I&A doesn’t do the type of covert intelligence-gathering other agencies are known for; it’s limited to using public information and doing overt interviews. But its focus on domestic threats means much of its work involves Americans and permanent US residents and is subject to strict ground rules. The new office will ensure close supervision and help address concerns about politicization of collection work and protection of civil liberties, Wainstein said.

It remains to be seen whether I&A’s critics view the organizational shifts as positive steps or too little, too late.

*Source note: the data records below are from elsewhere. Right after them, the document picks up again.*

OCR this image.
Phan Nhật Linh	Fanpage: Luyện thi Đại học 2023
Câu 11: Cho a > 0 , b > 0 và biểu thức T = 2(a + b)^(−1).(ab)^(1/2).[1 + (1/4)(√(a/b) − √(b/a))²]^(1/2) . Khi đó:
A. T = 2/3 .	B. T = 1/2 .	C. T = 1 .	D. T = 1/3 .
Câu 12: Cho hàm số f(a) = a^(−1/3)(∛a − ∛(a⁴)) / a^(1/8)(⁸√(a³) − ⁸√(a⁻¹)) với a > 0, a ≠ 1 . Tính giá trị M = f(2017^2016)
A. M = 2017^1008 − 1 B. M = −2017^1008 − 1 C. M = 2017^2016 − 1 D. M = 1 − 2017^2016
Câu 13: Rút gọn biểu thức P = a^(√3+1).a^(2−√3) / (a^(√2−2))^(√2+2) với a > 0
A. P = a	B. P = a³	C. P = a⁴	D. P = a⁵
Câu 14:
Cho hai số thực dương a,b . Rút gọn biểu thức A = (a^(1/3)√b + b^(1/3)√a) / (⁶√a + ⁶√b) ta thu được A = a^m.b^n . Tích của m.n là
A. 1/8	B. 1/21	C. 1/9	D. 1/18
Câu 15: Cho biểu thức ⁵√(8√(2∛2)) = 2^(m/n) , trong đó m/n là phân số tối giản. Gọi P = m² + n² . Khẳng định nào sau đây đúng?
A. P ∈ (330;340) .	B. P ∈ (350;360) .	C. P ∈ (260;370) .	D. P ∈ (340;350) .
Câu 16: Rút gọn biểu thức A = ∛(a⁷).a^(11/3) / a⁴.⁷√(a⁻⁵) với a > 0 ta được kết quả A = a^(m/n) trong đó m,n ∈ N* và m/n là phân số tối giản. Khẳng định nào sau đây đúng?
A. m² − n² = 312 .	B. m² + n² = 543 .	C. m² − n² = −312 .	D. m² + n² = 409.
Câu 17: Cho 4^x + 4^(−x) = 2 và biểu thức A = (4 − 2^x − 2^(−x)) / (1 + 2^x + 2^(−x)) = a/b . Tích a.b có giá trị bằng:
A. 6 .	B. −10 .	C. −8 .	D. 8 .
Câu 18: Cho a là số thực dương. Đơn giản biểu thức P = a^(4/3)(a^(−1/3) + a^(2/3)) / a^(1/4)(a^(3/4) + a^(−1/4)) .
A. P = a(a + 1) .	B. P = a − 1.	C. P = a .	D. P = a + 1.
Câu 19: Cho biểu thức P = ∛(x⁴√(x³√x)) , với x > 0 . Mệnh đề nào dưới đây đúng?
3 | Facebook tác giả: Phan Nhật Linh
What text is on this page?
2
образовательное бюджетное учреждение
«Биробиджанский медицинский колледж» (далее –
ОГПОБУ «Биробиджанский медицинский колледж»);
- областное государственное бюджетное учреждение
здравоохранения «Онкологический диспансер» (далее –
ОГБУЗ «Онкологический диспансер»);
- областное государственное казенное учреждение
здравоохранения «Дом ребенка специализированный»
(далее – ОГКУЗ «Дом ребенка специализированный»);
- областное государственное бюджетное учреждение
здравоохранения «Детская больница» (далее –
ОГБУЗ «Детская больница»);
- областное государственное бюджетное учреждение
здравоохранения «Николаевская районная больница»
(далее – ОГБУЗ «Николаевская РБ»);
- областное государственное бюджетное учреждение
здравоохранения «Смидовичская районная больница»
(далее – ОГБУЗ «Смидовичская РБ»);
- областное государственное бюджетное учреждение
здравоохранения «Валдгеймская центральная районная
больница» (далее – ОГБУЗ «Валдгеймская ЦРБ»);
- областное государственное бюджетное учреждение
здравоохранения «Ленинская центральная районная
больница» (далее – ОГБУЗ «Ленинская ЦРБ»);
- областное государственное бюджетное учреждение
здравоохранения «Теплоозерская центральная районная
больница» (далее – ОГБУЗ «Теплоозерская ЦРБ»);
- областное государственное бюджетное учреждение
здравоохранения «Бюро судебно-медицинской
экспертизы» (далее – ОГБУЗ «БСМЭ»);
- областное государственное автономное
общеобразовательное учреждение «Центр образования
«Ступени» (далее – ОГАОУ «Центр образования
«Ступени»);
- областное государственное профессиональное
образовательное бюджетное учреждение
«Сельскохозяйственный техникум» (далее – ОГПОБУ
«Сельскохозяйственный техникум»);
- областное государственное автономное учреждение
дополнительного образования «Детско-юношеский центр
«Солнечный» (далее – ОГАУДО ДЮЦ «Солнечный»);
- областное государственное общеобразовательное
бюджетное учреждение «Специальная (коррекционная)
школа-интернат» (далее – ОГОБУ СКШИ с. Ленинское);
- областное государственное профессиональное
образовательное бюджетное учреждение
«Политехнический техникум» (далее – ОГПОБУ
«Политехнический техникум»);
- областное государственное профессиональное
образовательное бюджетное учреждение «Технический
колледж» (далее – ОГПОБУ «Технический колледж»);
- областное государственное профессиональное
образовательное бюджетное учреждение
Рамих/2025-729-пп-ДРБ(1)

Some civil liberties advocates have called for more sweeping changes, including an oversight office to review intelligence work across all of DHS and updated laws to curb I&A’s authorities.

Faiza Patel, senior director of liberty and national security for the Brennan Center, and counsel Spencer Reynolds on Thursday said their first impressions were the changes to I&A’s structure are largely superficial and shouldn’t replace a broader review of authorities and protections.

“The guardrails to make sure that they don’t actually abuse these really broad mandates are not in place,” Patel said, adding that the changes looked like “another management shuffle.”

The next phase of I&A’s review will focus on the scope of its mission and where it’s adding the most value within the intelligence community.

“The mission needs shift day by day, so this priorities reassessment should be an organic, continuing process — an ongoing process,” Wainstein said. “But it’s important for us to step back and do it in a more comprehensive manner at this point in time.”